Studio album by John Paul Young
- Released: April 1977
- Genre: Pop
- Length: 38:04
- Label: Albert Productions/EMI (APLP-023)
- Producer: Harry Vanda, George Young

John Paul Young chronology
| J.P.Y. (1976) | Green (1977) | All the Best (1977) |

Singles from Green
- "I Wanna Do It With You" Released: February 1977; "Here We Go" Released: May 1977;

= Green (John Paul Young album) =

Green is the third studio album by Australian pop singer John Paul Young, released in April 1977. It peaked at number 19 on the Australian albums chart.
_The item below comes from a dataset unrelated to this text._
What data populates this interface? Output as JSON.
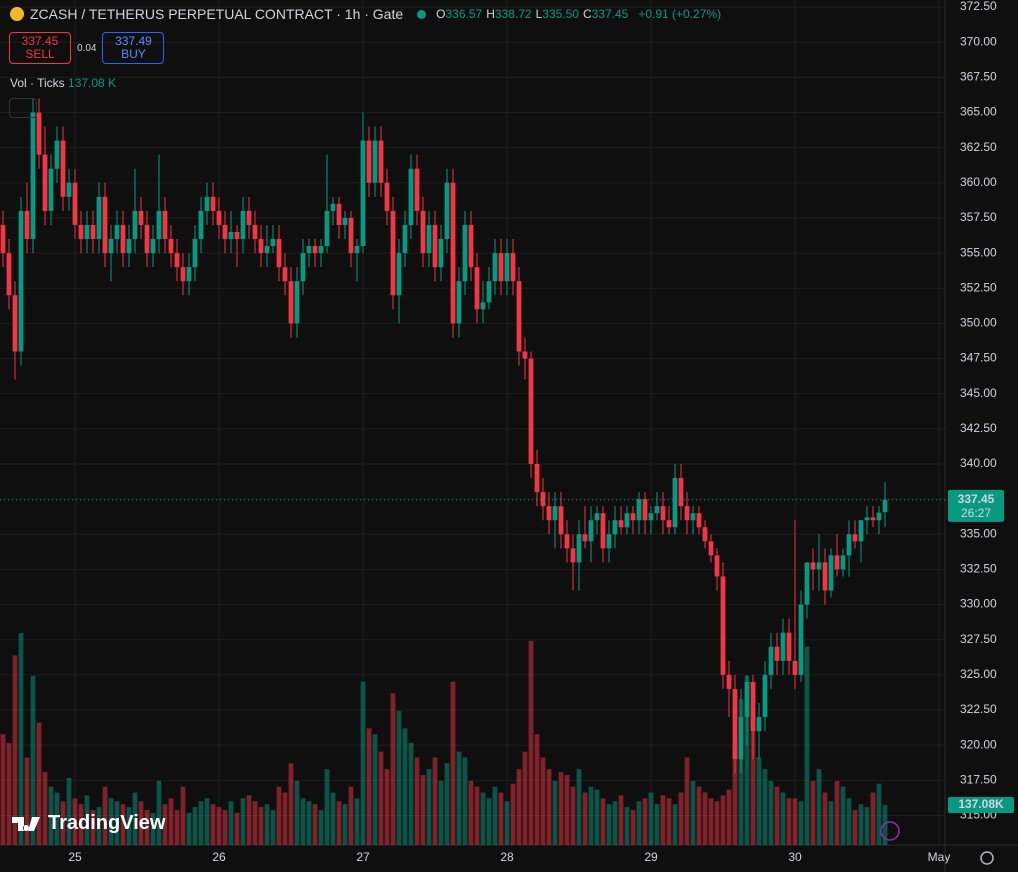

The album was certified gold in Australia by the end of 1977.

==Track listing==
Side 1
1. "Gay Time Rock 'n' Roll" (John Paul Young, Warren Morgan) - 3:52
2. "Just Can't Go" (John Paul Young, Warren Morgan) - 2:57
3. "Down On My Knees" (John Paul Young, Warren Morgan) - 3:28
4. "Shake That Thing" (Harry Vanda, George Young) - 4:52
5. "I Wanna Do It With You" (Harry Vanda, George Young) - 3:12

Side 2
1. "I Know You" (Harry Vanda, George Young) - 5:40
2. "The Same Old Thing" (John Paul Young, Warren Morgan) - 3:27
3. "Here We Go" (Warren Morgan) - 3:43
4. "Bring That Bottle of Wine Over Here" (Harry Vanda, George Young) - 2:15
5. "One of These Times" (John Paul Young, Warren Morgan) - 4:38

==Charts==

| Chart (1977) | Peak position |
|---|---|
| Australian Kent Music Report | 19 |

==Certifications==

| Region | Certification | Certified units/sales |
| Australia (ARIA) | Gold | 20,000^{^} |
^{^} Shipments figures based on certification alone.